There needs to be one more positive vote by the Senate and two by the House before it can go to Democratic Gov. Roy Cooper’s desk. The second Senate vote and first House vote were expected Thursday. Cooper hasn’t said whether he’d veto the plan, but his own budget proposals on key issues were largely ignored. He vetoed the two-year plan last year, but Republicans quickly overrode him.

GOP legislators have emphasized average 6.5 percent pay raises for teachers along with hefty raises for principals, state troopers and correctional officers. And thousands of low-income full-time state employees would see their pay grow to the equivalent of $15 per hour, raising some salaries by close to 30 percent.

“This will be a huge raise for them and put them that we could say at a living wage,” said Sen. Harry Brown, an Onslow County Republican and top budget writer, speaking during the floor debate. Teacher pay in one form or another would increase for the fifth year in a row if approved.

Sen. Don Davis of Greene County was the only Democrat voting for the measure, joining all Republicans. Davis represents a region with lots of state employees. Just before Wednesday’s vote, state Republican Party officials said that efforts to defeat Davis in the fall elections would get special attention if he voted against the plan.

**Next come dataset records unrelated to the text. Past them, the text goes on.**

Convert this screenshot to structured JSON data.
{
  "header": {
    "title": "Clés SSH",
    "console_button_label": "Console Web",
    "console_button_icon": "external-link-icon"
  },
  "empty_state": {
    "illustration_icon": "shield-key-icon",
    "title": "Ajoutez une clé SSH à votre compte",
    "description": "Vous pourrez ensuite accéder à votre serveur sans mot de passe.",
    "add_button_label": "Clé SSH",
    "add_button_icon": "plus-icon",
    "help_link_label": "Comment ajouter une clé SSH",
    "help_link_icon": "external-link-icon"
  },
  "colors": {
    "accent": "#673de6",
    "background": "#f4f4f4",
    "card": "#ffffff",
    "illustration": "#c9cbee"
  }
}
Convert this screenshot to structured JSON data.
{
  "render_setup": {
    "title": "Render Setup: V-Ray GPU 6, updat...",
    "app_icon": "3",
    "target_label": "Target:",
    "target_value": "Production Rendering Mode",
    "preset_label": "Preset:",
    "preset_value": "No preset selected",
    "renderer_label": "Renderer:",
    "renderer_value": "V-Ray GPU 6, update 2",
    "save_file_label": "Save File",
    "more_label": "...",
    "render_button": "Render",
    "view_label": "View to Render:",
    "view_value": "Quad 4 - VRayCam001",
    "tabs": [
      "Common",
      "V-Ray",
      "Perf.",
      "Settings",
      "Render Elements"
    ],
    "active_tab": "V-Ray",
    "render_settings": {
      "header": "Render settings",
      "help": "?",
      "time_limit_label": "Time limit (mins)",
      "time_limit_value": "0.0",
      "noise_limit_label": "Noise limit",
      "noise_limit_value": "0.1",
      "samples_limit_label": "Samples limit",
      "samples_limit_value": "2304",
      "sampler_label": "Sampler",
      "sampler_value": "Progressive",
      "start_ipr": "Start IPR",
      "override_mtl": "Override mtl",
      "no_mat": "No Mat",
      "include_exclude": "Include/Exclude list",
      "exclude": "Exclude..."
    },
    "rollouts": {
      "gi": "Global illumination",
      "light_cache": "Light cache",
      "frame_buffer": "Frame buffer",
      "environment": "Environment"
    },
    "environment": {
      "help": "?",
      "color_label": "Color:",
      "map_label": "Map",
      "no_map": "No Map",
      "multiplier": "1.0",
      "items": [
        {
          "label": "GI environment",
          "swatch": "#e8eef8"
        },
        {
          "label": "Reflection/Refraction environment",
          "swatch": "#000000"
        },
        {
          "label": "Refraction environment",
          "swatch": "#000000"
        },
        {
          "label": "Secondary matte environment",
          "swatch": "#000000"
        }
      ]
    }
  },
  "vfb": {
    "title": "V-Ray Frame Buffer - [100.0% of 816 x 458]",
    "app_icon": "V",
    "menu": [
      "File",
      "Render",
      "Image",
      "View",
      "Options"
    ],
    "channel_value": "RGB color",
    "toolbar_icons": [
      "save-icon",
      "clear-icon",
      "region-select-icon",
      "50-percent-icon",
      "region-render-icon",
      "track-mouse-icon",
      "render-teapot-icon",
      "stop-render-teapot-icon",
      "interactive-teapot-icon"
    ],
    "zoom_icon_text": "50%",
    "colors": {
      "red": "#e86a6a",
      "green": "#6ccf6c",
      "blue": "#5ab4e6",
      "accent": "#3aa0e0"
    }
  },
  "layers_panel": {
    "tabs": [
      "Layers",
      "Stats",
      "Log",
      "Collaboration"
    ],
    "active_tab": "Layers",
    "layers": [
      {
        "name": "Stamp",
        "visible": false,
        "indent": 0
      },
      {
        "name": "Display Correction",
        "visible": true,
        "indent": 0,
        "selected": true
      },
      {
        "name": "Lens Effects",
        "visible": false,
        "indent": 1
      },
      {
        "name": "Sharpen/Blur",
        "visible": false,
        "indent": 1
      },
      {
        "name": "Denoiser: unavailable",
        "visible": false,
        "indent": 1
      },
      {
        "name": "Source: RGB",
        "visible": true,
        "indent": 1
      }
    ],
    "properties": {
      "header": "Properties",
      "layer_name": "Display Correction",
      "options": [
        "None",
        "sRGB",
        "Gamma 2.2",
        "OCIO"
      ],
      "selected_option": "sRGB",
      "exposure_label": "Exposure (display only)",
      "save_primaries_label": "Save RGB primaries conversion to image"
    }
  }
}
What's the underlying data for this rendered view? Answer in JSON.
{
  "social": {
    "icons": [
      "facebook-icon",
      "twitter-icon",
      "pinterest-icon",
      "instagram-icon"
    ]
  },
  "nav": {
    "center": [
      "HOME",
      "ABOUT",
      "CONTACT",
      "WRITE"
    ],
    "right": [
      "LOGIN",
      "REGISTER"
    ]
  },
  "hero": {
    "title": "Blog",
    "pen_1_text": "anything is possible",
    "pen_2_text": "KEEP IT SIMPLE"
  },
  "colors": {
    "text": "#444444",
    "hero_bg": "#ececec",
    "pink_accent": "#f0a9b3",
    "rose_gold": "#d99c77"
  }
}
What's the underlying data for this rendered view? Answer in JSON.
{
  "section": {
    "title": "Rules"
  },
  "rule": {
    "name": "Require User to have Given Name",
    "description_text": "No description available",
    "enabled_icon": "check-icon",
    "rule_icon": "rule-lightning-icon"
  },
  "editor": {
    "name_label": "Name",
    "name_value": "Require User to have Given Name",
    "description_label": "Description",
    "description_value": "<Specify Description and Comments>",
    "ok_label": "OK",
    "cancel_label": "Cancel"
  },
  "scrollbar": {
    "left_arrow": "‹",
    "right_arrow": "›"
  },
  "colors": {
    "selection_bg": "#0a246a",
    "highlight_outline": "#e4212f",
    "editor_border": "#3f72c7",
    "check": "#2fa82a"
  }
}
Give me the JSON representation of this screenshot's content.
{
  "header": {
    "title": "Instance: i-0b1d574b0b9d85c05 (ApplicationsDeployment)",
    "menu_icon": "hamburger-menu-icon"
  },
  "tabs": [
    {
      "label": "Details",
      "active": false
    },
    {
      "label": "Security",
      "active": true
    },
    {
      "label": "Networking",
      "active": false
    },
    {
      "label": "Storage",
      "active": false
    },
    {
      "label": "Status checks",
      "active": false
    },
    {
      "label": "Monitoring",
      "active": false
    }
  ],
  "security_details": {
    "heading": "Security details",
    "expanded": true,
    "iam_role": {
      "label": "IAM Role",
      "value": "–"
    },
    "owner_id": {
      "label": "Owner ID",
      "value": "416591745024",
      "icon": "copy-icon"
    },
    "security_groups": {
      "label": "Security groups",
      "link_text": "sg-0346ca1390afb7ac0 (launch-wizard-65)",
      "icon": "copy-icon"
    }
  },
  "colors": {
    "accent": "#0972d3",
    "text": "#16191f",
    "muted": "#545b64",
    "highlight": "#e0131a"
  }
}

Democrats were otherwise unified in opposing the measure and angry that Republicans used parliamentary procedures to prevent any amendments to the GOP’s negotiated bill, forcing an up-or-down vote on the entire 267-page measure. It marked the first time in at least 45 years that rank-and-file legislators were unable to offer amendments during the state budget process.

It also meant Republicans wouldn’t have their own political problems having to defend “no” votes on Democratic amendments heading to November.

“The majority decided that an oyster bill deserves more open discussion than a $24 billion budget that … sets the course for our state,” said Sen. Jeff Jackson, a Mecklenburg County Democrat, referring to legislation that got vigorous debate in committee earlier Wednesday. “Know that this budget is giving those who are watching a fresh lesson in what absolute power does.”

Otherwise, Democrats said Republicans didn’t do enough for teacher pay, for school safety upgrades and student support personnel in response to the Florida school shooting. They also said it didn’t go far enough for researching and cleaning up the state’s rivers and streams of little-known contaminants like GenX.

“This is a bad budget. It’s a bad budget for teachers, a bad budget for parents, a bad budget for students and it’s a bad budget for businesses,” said Sen. Jay Chaudhuri, a Wake County Democrat. He and other Democrats offered Cooper’s proposals on education and taxes as alternatives - he wanted $130 million for school safety improvement - but the GOP bill offered $35 million.

Cooper also wanted 8 percent average pay raises for teachers. He would have paid for it blocking an already-approved corporate income tax rate next January. And instead of giving all individual income tax filers a full pending rate decline to 5.25 percent next year, Cooper wanted a new bracket at the current rate on the highest wage earners. Republicans were never going to block the tax cuts.

The budget adjustments also include provisions to expand tax breaks to lure companies that create thousands of jobs in North Carolina. It could be attractive to a company such as Apple, which is strongly considering the state for a new corporate campus.

The bill funnels $241 million in lottery profits for local school construction. Republicans also want distribute lots of money to hundreds of nonprofits, local government and agencies and other entities - Democrats calculated nearly 350 earmarks in the plan totaling $104 million.